"Per soli uomini" di Elisabetta Sgarbi |
Mariuccia Ciotta
I tre uomini, Gabriele, Claudio e
Giorgio detto il “Bertinotti”, sentinelle del microcosmo Ca'
Pisani, si scambiano parole in codice, allusioni in gergo e battute
ironiche sul “fuori”, lo spazio dei comuni mortali che non sanno
cosa succede di giorno e di notte nel labirinto popolato da “mostri”
guizzanti di cui sono gli dei protettori. Il luogo è off-limits, una
specie di Grotta di Chauvet con i suoi dipinti preistorici filmati da
Werner Herzog, sito prezioso di una realtà evanescente. Non a caso
il delta del Po è stato proclamato patrimonio dell'Unesco, e proprio
mentre il film usciva nelle sale, distribuito da Istituto Luce Cinecittà, in questi giorni d'estate, dopo il
passaggio al Festival di Roma 2014 (e in attesa del dvd).
Gabriele Levada |
G
Sinfonia di natura e nostalgia, Per
soli uomini può dirsi un documentario poetico su musiche solenni
di Franco Battiato, film abbinato a Il pesce siluro è innocente
sotto il titolo Due volte Delta, al quale seguirà Il pesce
rosso dov'è? a chiudere il trittico, omaggio di Elisabetta
Sgarbi al fiume amato e ricorrente nelle sue opere dalla vocazione
pittorica. Ma nell'incanto di questa zona a parte e dei suoi
allevatori solitari si muove quel cinema che fa convergere il reale
con il suo doppio fantasmatico e rompe i confini tra documento e
narrazione. Osservare diventa allora un esercizio di forza
nell'avvicinarsi al soggetto per smascherarne la sostanza politica,
come accade nei lavori a distanza ravvicinata di Gianfranco Rosi e
nell'ultimo ibrido di Roberto Minervini, Louisiana, presentato
a Cannes 2015, amorevole “fotografia” di una violenta comunità
di marginali del Texas suprematista bianco.

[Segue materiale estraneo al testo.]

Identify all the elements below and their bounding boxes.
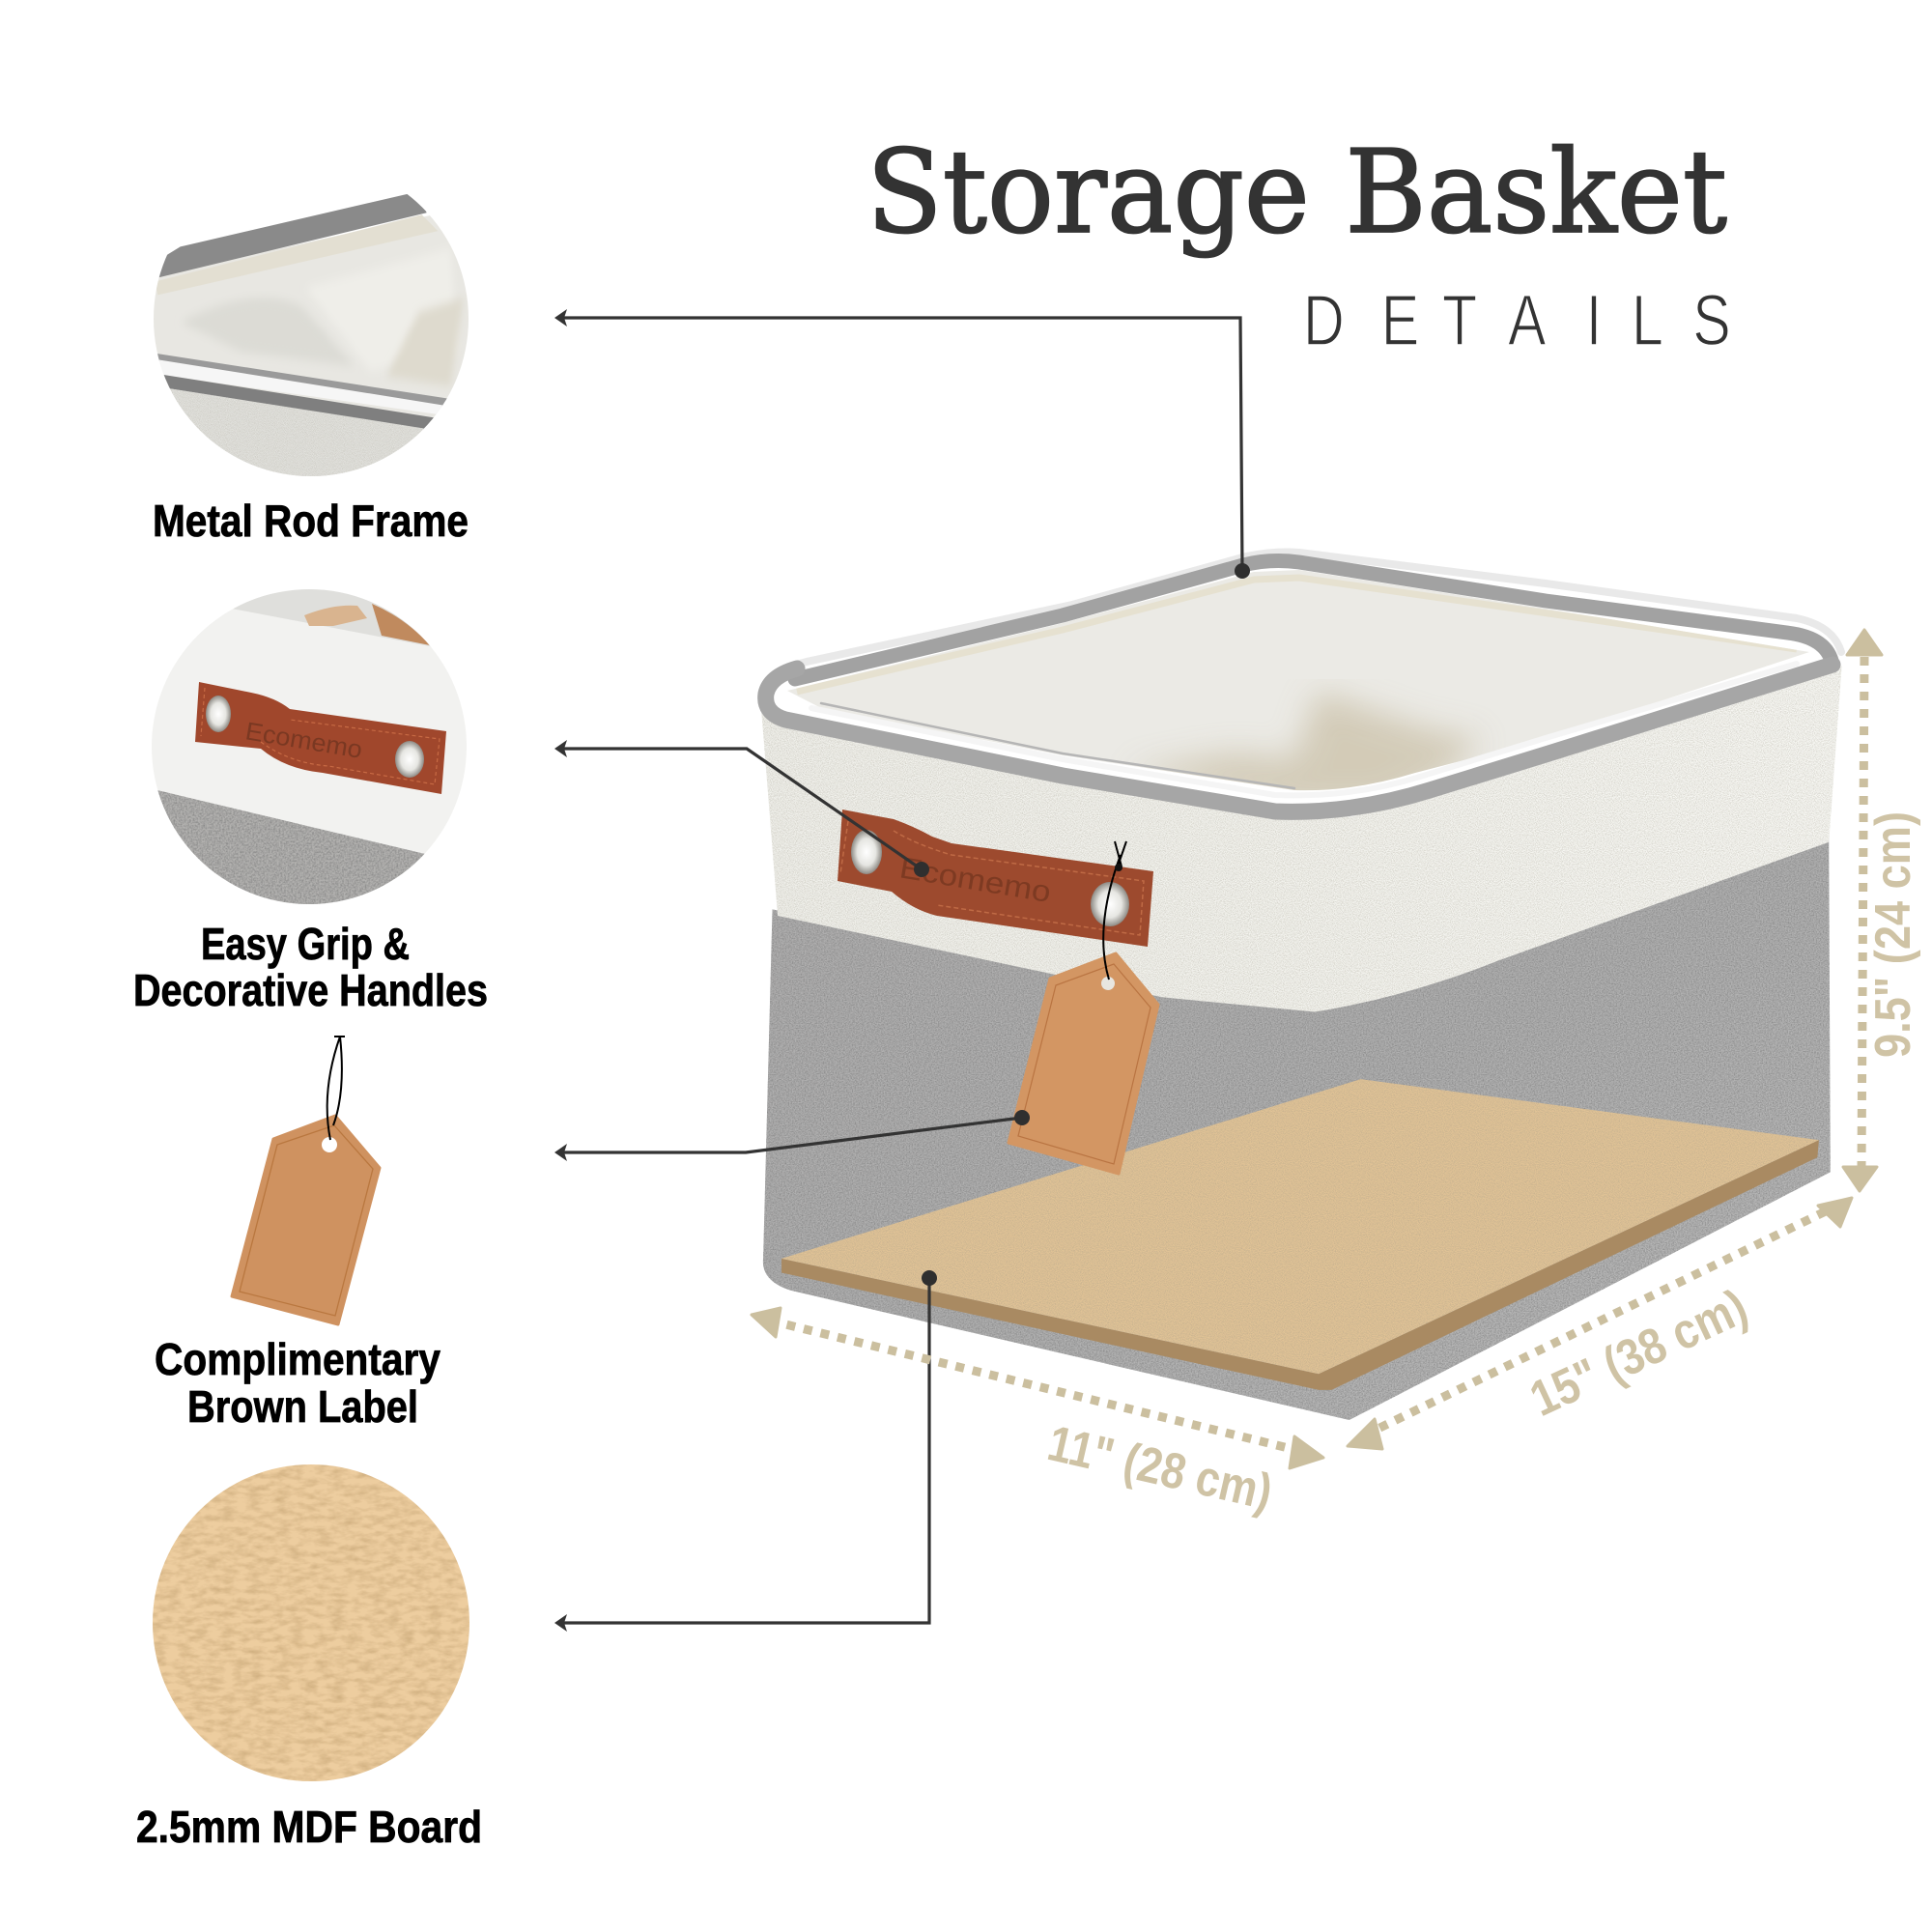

L'arte danzante dei tre “pescatori”
in bilico sui bordi delle piscine coperte, il talento nel sentire il
vento e il sapore dell'acqua, troppo fredda, troppo calda, e la
conversazione con le creature del Po - avete mangiato abbastanza? -
si muta in una titanica lotta tra vita e morte comprensiva di uomini,
pesci e il territorio circostante che tocca il delta di tutti i
fiumi. Cormorani e gabbiani non sono più decorazioni nel cielo ma
feroci predatori pronti a lanciarsi sul popolo squamoso, difeso dai
guardiani coraggiosi ma destinato a galleggiare, riverso in
superficie, al momento della pesca.
Gabriele, il leader, torreggia, divo da
cinema peplum, e guida la brigata in ambienti incrostati di fango,
ruggine, reti disfatte, congegni per impacchettare conchiglie in uno
sforzo muscolare al limite. Il lavoro, ecco, si vede e macina
fotogrammi neanche fossimo alla catena di montaggio di Tempi
moderni.
“Duro lavoro sul fiume”, direbbe divertito Manoel de
Oliveira quando un giornale gli storpiò il titolo, Douro, lavoro
fluviale, e dal 1931 a oggi l'eco rimane nel corpo a corpo con la
fabbrica liquida. Gli uomini soli si esibiscono nella
meraviglia del non-spettacolo, è quel che fanno davvero nella loro
valle nascosta. Vertigine, sensazione di assistere a un rituale
segreto. E' la fatica di misurarsi con l'aggressione all'equilibrio
instabile di un luogo anche mentale che si vorrebbe residuale mentre
è creativo e immaginifico. Il Po segno di libertà e di invenzioni,
innocente come il pesce siluro, meno vorace e mortale dei veleni
riversati in acqua, “le ferite vengono dagli scarichi industriali”
dice Sgarbi, direttore editoriale Bompiani e creatrice della
Milanesiana (22 giugno -16 luglio), festival multidisciplinare fuori
canone, così come questo “film di avventura” e di resistenza.